Synthetic fertilizer is not conducive to regenerative systems because it creates an imbalance of microbes in soil, impeding the natural processes by which plants absorb nutrients. This results in an agroecosystem with weak plants that become dependent on artificial fertilizer.

In addition, artificial fertilizer worsens the climate crisis due to the negative effects of chemicals seeping into water sources and the atmosphere. In general, a regenerative farming system aims to preserve a completely natural relationship between plants and soil organisms.

Encourage mulching

According to research by Research Gate, mulching has demonstrated efficacy to enhance soil health by reducing evaporation, increasing moisture retention, regulating temperature, enhancing nutrient availability and root absorption, suppressing weeds, decreasing salinity, encouraging biological activity, and controlling crop pests and diseases.

Farmers are advised to use organic plant mulch such as cowpea, bracharia grass and leguminous. For non-living organic mulches can be. rice or wheat straw, and palm.

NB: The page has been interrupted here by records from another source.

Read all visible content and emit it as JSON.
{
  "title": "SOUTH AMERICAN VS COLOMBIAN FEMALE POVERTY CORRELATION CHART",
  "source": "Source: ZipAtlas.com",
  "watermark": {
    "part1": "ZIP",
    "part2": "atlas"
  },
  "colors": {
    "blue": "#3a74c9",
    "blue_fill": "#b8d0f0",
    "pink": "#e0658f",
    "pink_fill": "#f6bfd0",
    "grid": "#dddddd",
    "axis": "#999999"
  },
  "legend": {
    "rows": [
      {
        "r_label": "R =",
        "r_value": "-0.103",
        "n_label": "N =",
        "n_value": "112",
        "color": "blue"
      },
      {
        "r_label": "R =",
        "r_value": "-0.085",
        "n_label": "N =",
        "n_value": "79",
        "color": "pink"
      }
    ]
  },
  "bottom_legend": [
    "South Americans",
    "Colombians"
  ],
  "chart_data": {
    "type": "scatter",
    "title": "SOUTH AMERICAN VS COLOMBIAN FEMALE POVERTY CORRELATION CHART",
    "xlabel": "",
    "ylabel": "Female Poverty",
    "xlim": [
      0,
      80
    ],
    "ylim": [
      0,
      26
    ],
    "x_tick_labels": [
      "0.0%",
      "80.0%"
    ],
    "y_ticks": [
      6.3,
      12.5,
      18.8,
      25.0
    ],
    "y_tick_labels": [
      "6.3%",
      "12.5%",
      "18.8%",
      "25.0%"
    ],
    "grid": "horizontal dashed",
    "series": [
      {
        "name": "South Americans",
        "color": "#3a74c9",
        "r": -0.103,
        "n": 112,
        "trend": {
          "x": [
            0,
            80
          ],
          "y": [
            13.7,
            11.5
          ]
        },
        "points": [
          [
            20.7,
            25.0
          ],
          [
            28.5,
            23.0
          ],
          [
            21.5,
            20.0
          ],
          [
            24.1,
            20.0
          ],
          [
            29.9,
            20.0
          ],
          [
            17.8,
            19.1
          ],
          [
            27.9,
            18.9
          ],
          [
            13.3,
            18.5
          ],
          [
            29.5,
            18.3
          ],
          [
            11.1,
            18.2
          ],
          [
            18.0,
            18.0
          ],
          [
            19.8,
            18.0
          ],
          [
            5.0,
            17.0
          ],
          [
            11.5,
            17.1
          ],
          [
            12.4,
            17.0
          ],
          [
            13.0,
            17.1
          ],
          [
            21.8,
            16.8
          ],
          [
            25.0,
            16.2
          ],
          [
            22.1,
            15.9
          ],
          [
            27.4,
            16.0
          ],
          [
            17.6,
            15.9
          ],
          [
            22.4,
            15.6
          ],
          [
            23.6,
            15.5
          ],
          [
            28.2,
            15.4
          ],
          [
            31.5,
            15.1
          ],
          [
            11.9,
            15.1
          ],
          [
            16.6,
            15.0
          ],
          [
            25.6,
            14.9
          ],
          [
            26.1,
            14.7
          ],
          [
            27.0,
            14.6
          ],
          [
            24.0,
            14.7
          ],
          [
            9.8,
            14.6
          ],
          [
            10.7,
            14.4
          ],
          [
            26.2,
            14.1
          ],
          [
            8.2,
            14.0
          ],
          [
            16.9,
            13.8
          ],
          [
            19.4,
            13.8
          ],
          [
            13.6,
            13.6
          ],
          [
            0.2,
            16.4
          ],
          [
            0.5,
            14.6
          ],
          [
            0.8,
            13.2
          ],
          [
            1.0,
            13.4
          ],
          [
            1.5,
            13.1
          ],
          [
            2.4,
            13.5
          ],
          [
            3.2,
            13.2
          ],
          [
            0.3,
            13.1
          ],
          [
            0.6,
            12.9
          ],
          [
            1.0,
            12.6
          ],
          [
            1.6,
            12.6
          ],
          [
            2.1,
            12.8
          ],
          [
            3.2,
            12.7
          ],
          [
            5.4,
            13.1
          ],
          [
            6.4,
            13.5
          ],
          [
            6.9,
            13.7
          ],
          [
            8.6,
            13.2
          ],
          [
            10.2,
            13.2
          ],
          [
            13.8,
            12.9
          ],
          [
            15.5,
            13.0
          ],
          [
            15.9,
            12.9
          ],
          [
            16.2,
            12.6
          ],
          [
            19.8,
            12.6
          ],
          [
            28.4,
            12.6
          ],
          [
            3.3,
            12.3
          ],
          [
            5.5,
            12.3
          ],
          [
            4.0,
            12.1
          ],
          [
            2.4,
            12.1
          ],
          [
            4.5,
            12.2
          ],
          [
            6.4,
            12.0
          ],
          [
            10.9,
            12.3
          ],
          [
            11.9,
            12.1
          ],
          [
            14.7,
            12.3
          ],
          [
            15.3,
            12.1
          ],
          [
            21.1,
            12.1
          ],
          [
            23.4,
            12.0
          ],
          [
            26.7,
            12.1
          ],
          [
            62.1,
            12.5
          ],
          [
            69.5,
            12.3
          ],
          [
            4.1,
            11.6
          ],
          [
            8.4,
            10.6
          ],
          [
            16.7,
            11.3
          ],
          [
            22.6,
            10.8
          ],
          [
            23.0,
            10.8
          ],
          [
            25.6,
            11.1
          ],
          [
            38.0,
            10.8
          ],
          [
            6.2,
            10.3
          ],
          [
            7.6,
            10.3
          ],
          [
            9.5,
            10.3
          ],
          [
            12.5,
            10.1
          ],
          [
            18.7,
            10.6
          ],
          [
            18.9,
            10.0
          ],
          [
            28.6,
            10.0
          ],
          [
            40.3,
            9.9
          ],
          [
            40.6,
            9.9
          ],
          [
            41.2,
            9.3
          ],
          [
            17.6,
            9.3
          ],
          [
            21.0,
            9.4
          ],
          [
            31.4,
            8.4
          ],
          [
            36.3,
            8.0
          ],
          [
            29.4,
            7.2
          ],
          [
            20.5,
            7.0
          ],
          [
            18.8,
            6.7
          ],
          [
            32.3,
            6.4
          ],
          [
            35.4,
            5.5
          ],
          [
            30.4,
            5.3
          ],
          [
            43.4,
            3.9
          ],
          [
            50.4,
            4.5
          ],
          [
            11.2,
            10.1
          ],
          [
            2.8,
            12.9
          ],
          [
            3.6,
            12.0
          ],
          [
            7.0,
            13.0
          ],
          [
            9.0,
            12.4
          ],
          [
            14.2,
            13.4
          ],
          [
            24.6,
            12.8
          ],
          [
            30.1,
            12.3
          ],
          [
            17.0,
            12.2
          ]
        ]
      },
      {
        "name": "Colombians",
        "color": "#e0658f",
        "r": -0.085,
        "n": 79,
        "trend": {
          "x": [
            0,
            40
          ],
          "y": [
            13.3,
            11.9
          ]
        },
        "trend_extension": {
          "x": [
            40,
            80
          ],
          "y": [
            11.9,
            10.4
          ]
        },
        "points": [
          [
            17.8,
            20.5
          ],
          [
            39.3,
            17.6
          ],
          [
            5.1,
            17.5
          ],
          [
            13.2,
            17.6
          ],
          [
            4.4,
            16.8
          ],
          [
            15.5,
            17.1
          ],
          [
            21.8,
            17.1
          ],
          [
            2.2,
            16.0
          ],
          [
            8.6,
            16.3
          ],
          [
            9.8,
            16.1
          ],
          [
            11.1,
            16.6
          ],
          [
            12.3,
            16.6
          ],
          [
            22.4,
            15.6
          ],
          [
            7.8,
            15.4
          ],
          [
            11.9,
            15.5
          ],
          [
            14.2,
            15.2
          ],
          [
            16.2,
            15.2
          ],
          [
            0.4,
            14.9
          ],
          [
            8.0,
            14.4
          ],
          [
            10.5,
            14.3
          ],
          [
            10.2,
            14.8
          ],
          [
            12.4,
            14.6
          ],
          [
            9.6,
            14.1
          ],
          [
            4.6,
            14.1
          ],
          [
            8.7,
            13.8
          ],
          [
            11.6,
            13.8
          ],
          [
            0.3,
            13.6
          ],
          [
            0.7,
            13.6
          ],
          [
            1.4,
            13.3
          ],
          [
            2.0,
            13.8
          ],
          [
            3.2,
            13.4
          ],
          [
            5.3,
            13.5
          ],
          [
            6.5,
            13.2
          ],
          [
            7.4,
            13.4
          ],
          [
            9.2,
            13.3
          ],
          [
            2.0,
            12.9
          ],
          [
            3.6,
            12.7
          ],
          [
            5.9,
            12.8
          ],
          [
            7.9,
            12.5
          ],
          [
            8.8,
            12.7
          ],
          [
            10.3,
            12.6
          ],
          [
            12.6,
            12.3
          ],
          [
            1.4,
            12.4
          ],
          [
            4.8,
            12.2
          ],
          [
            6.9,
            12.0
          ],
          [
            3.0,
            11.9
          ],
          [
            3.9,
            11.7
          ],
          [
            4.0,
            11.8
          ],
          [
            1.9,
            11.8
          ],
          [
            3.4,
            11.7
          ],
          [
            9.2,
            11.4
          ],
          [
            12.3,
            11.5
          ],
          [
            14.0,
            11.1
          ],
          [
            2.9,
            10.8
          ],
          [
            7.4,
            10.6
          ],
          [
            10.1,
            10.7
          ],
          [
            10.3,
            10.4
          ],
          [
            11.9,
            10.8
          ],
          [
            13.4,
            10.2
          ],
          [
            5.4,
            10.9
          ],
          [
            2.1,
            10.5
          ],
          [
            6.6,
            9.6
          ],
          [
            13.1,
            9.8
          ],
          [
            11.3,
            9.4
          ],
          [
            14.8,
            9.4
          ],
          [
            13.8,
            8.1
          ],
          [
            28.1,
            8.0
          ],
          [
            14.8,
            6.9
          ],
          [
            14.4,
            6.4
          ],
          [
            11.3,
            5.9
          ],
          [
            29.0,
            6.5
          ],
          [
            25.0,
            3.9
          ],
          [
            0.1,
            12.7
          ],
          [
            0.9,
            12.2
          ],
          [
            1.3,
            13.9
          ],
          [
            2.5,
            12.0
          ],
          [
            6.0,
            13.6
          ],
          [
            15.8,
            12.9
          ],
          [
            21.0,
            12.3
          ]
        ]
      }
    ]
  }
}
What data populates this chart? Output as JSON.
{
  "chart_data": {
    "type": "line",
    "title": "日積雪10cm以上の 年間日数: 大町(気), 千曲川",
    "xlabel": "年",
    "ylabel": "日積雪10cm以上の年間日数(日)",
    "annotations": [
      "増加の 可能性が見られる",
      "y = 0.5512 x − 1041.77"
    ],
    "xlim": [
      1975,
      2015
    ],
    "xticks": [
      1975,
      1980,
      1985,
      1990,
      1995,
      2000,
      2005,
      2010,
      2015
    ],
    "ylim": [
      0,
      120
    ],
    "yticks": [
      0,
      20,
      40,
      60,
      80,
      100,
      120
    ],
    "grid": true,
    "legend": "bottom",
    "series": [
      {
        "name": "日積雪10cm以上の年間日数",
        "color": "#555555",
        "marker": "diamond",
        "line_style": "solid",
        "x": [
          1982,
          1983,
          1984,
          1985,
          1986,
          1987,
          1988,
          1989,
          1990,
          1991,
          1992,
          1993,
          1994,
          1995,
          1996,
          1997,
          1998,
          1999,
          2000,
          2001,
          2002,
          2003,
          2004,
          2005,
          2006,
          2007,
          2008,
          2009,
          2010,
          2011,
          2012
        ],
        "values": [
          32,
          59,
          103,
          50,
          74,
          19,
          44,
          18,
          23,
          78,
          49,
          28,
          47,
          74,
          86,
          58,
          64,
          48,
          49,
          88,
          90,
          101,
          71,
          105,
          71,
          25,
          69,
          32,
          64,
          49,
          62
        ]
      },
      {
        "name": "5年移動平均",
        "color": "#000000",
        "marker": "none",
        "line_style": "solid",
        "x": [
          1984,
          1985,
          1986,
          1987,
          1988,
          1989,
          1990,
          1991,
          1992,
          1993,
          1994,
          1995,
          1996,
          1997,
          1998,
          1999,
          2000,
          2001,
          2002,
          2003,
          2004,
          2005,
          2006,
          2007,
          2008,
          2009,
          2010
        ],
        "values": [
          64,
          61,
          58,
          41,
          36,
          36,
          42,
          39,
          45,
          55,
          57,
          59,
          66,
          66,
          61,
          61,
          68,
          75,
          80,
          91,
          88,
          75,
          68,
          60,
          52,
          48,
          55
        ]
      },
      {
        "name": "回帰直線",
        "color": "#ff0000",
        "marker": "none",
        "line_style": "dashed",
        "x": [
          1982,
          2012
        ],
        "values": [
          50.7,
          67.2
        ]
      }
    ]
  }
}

Additionally, animal residues from poultry, pig, goat, horse and cow dung can also be used. 

Such organic mulching serves to protect the bare soil by building organic matter, conserving moisture, retaining nutrients, minimizing erosion and suppressing weeds. 

Importance of Regenerative Farming

  • Improve soil health and fertility, which leads to increased farm productivity
  • Produce nutrient-dense foods that are free from chemical contaminants
  • Increase the land’s ability to filter and retain water, making farms and communities more resilient to drought and floods, while also reducing erosion and polluted runoff
  • Improve wildlife habitat and ecosystem biodiversity and resilience
  • Increase the nutrients available to plants and naturally protect against pests, reducing the need for costly fertilizers and pesticides; and capture substantial amounts of carbon from the air and store it in the soil, helping mitigate the effects of climate change.
  • Improved soil health can lead to higher crop yields, better forage quality for animals, and reduced risk due to increased resiliency to pests, drought, or floods
  • Cost savings from reduced use of livestock feed, synthetic fertilizers, herbicides, insecticides, and antibiotics can also have a positive impact on farm profitability.

Farmer’s responses: 

“The continued use of synthetic products has caused soil degradation. This has in turn  to the zero biological actions in the soil hence, poor crop performance and increased crop diseases. The only approach to restore the soil back to its productive nature is regenerative farming,” Fred Munene

 “Pesticide-resistant superweeds, combined with the climate & biodiversity crises, are threatening the food supply we rely on to survive. We cannot delay the shift to organic and ecologically regenerative agriculture any longer.” Friends Of The Earth 

Conclusion

Regenerative agriculture has become the darling of many policymakers, food companies and farmers. Advocates claim a triple win: climate change mitigation, increased profit for farmers and greater resilience to a changing climate. Our view is that the practices grouped as regenerative agriculture can improve soil health and food production.